Novartis Advances Intrathecal Zolgensma for Older SMA Patients, Showing Promise in Late-Stage Trials

Novartis has unveiled promising results from two late-stage clinical trials of an intrathecal formulation of its gene therapy Zolgensma, designed to treat older patients with spinal muscular atrophy (SMA). The data, presented at the Muscular Dystrophy Association's Clinical & Scientific Conference in Dallas, demonstrate the potential for this new formulation to expand treatment options for SMA patients beyond the current age and weight restrictions of the intravenous version.

STEER and STRENGTH Trials Showcase Efficacy and Safety

The Phase III STEER trial, which enrolled treatment-naïve SMA patients aged 2 to 18 years, showed that intrathecal Zolgensma (OAV101 IT) led to a 2.39-point improvement on the Hammersmith Functional Motor Scale Expanded (HFMSE) after one year of treatment. This improvement was statistically significant compared to the 0.51-point improvement observed in the sham control group.

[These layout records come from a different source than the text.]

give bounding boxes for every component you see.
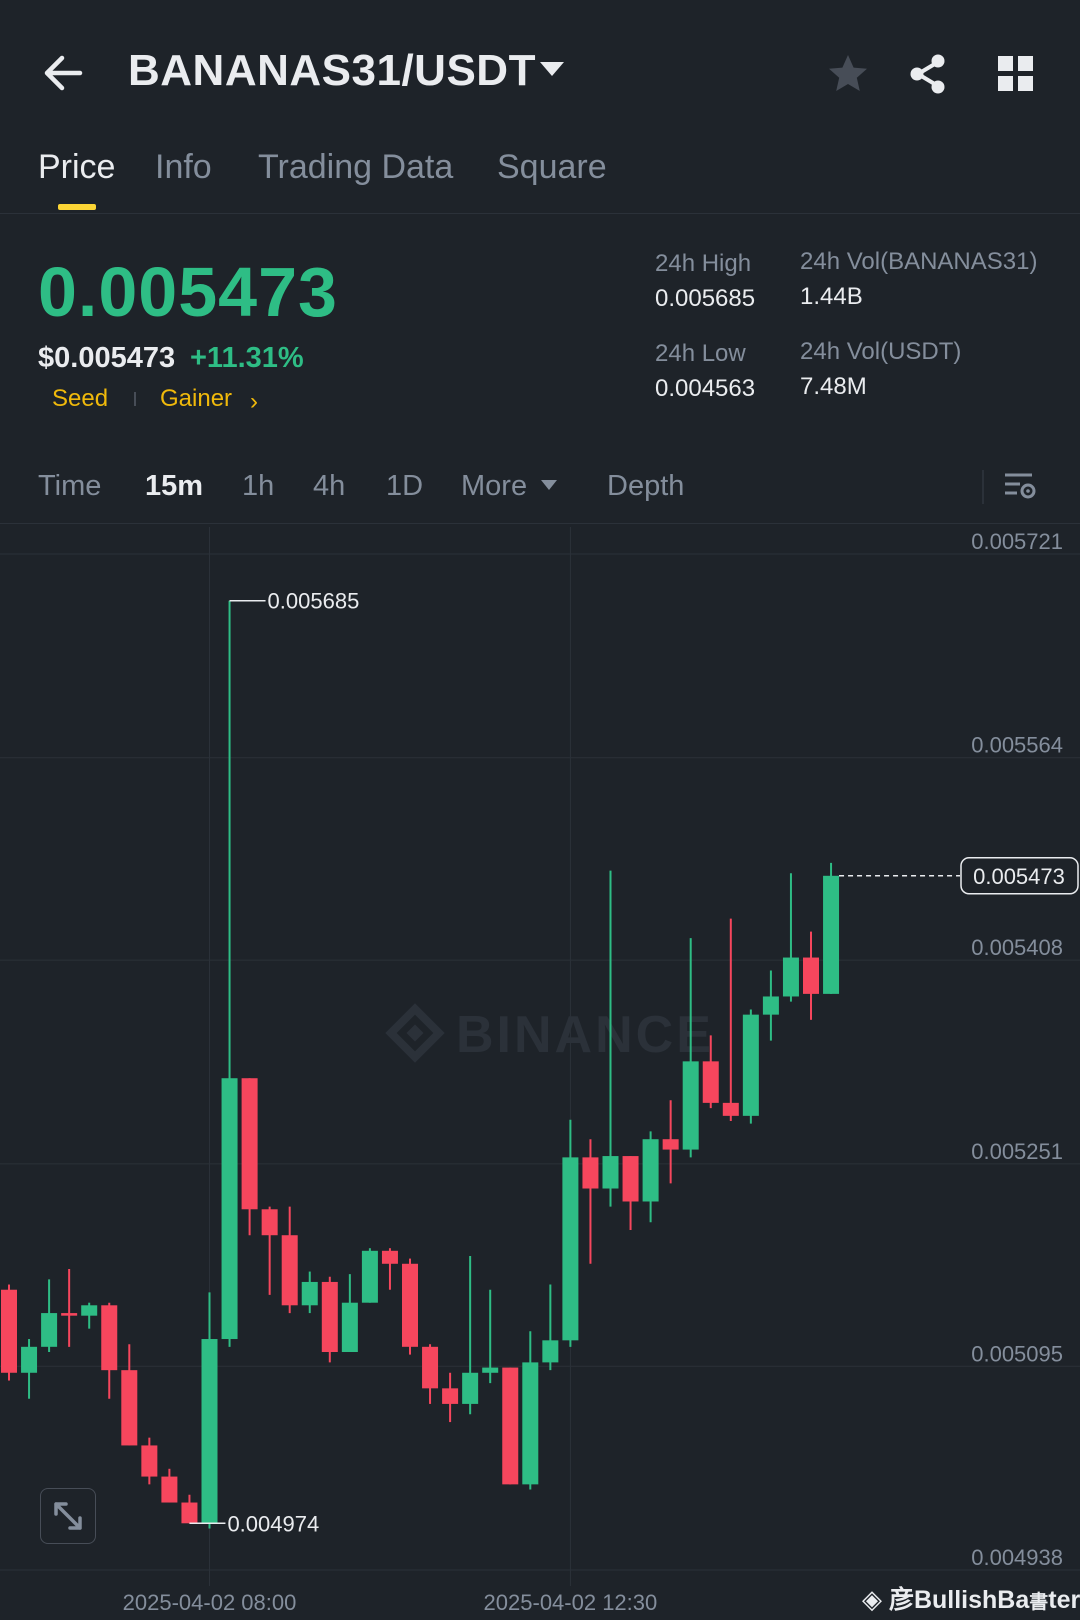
candle-body xyxy=(241,1078,258,1210)
candle-body xyxy=(61,1313,78,1316)
candle-body xyxy=(602,1156,619,1189)
binance-watermark-text: BINANCE xyxy=(456,1006,714,1064)
candle-body xyxy=(542,1340,559,1363)
candle-body xyxy=(121,1370,138,1446)
candle-body xyxy=(381,1250,398,1264)
candle-body xyxy=(341,1302,358,1353)
candle-body xyxy=(281,1235,298,1306)
price-axis: 0.005721 0.005564 0.005408 0.005251 0.005095… xyxy=(123,529,1063,1615)
candle-body xyxy=(582,1157,599,1189)
candle-body xyxy=(261,1209,278,1236)
watermark-glyph: 書 xyxy=(1029,1592,1049,1613)
candle-body xyxy=(1,1289,17,1373)
candle-body xyxy=(762,996,779,1015)
candle-body xyxy=(81,1305,98,1316)
candle-body xyxy=(442,1388,459,1404)
candle-body xyxy=(321,1281,338,1353)
price-tick-label: 0.005721 xyxy=(971,529,1063,554)
watermark-text: 彦BullishBa xyxy=(888,1586,1030,1614)
binance-logo-icon xyxy=(385,1003,445,1063)
user-watermark: ◈ 彦BullishBa書ter xyxy=(862,1580,1080,1616)
price-tick-label: 0.005251 xyxy=(971,1139,1063,1164)
candle-body xyxy=(562,1157,579,1341)
candle-body xyxy=(782,957,799,997)
time-tick-label: 2025-04-02 12:30 xyxy=(484,1590,658,1615)
candle-body xyxy=(502,1367,519,1485)
candle-body xyxy=(722,1102,739,1116)
expand-chart-button[interactable] xyxy=(40,1488,96,1544)
candle-body xyxy=(361,1250,378,1303)
candle-body xyxy=(161,1476,178,1503)
candle-body xyxy=(402,1263,418,1347)
candle-body xyxy=(642,1139,659,1202)
price-tick-label: 0.005408 xyxy=(971,935,1063,960)
price-tick-label: 0.005564 xyxy=(971,733,1063,758)
price-tick-label: 0.005095 xyxy=(971,1341,1063,1366)
candlestick-chart[interactable]: BINANCE 0.005685 0.004974 0.005473 0.00572… xyxy=(0,0,1080,1620)
candle-body xyxy=(662,1139,679,1150)
candle-body xyxy=(522,1362,539,1485)
candles xyxy=(1,600,840,1529)
candle-body xyxy=(422,1346,439,1389)
candle-body xyxy=(21,1346,38,1373)
low-marker-label: 0.004974 xyxy=(227,1511,319,1536)
candle-body xyxy=(682,1061,699,1150)
candle-body xyxy=(462,1372,479,1404)
candle-body xyxy=(101,1305,118,1371)
binance-watermark: BINANCE xyxy=(385,1003,714,1064)
candle-body xyxy=(141,1445,158,1477)
high-marker-label: 0.005685 xyxy=(268,589,360,614)
candle-body xyxy=(702,1061,719,1103)
current-price-label: 0.005473 xyxy=(973,864,1065,889)
candle-body xyxy=(301,1281,318,1306)
candle-body xyxy=(41,1313,58,1347)
time-tick-label: 2025-04-02 08:00 xyxy=(123,1590,297,1615)
candle-body xyxy=(482,1367,499,1373)
candle-body xyxy=(201,1339,218,1524)
candle-body xyxy=(622,1156,639,1202)
candle-body xyxy=(803,957,819,994)
candle-body xyxy=(823,875,840,994)
price-tick-label: 0.004938 xyxy=(971,1545,1063,1570)
candle-body xyxy=(221,1078,238,1340)
candle-body xyxy=(181,1502,198,1524)
candle-body xyxy=(742,1014,759,1116)
watermark-logo-icon: ◈ xyxy=(862,1584,882,1614)
expand-icon xyxy=(54,1502,82,1530)
watermark-text-tail: ter xyxy=(1048,1586,1080,1614)
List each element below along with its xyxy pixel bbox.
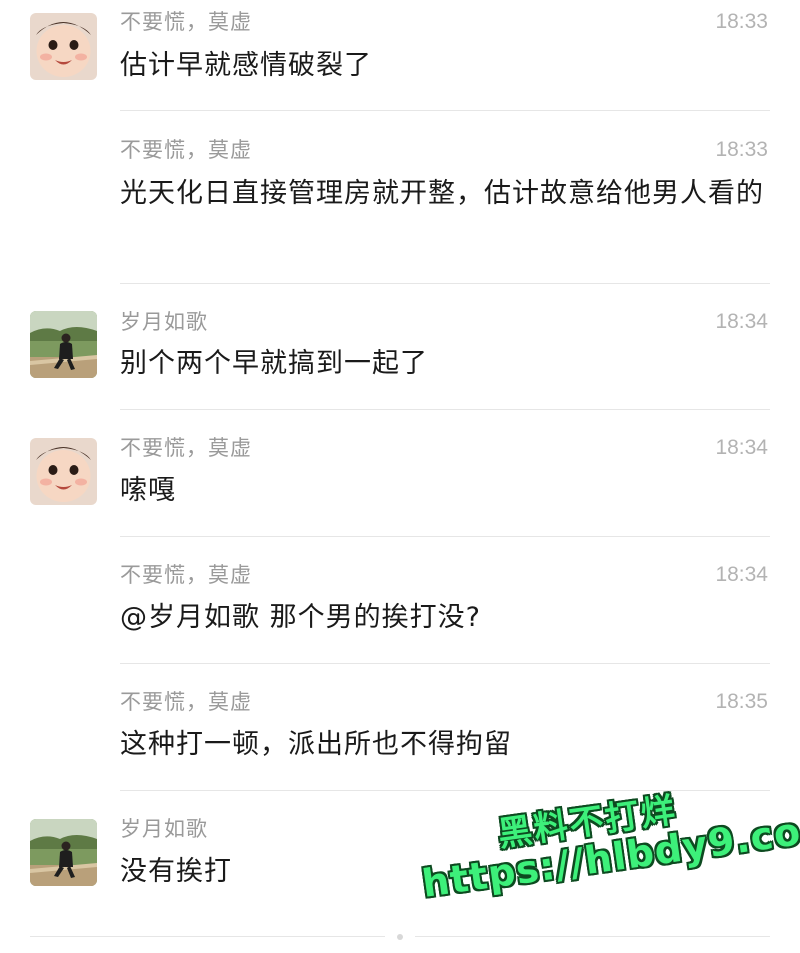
sender-name: 岁月如歌 bbox=[120, 310, 208, 334]
sender-name: 不要慌，莫虚 bbox=[120, 10, 252, 34]
divider bbox=[120, 283, 770, 284]
message-time: 18:34 bbox=[715, 310, 768, 333]
divider bbox=[120, 536, 770, 537]
divider bbox=[120, 409, 770, 410]
message-time: 18:34 bbox=[715, 563, 768, 586]
sender-name: 不要慌，莫虚 bbox=[120, 436, 252, 460]
message-time: 18:33 bbox=[715, 10, 768, 33]
end-divider-left bbox=[30, 936, 385, 937]
sender-name: 岁月如歌 bbox=[120, 817, 208, 841]
baby-face-icon bbox=[30, 438, 97, 505]
sender-name: 不要慌，莫虚 bbox=[120, 563, 252, 587]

In the Phase IIIb STRENGTH trial, which focused on patients who had previously discontinued treatment with Biogen's Spinraza or Roche's Evrysdi, OAV101 IT demonstrated the ability to stabilize motor function over 52 weeks. The safety profile in both trials was consistent, with adverse events similar between treatment and placebo groups.

Norman Putzki, Novartis' global development head of neuroscience and gene therapy, emphasized the significance of these results, stating, "You see there's a prevention of further progression of the disease, further decline, losing these motor abilities that patients need in order to take care of themselves."

Expanding Treatment Options for Older SMA Patients

The intrathecal formulation of Zolgensma addresses a critical need in the SMA community by potentially offering a one-time gene therapy option for patients over two years of age. The current intravenous version of Zolgensma is limited to children under two years old in the U.S. or patients weighing up to 21 kilograms in Europe due to safety concerns with higher doses required for older, heavier patients.

Crystal Proud, M.D., a principal investigator at the Children's Hospital of the King's Daughters, commented on the potential impact of OAV101 IT, saying it could be "a meaningful treatment option for people living with SMA with a goal of maintaining or improving motor function through a one-time therapy."

Looking Ahead: Regulatory Filings and Market Potential

Based on the positive results from the STEER and STRENGTH trials, Novartis plans to file for regulatory approval of OAV101 IT in the first half of 2025. If approved, it would become the first gene replacement therapy for SMA patients over two years of age, potentially addressing a significant unmet need in the treatment landscape.

Novartis estimates that intrathecal Zolgensma could become a multibillion-dollar product at peak, underscoring the potential market impact of this new formulation. As the SMA treatment paradigm continues to evolve rapidly, the introduction of OAV101 IT could mark another significant milestone in the ongoing efforts to improve outcomes for patients living with this rare neuromuscular disease.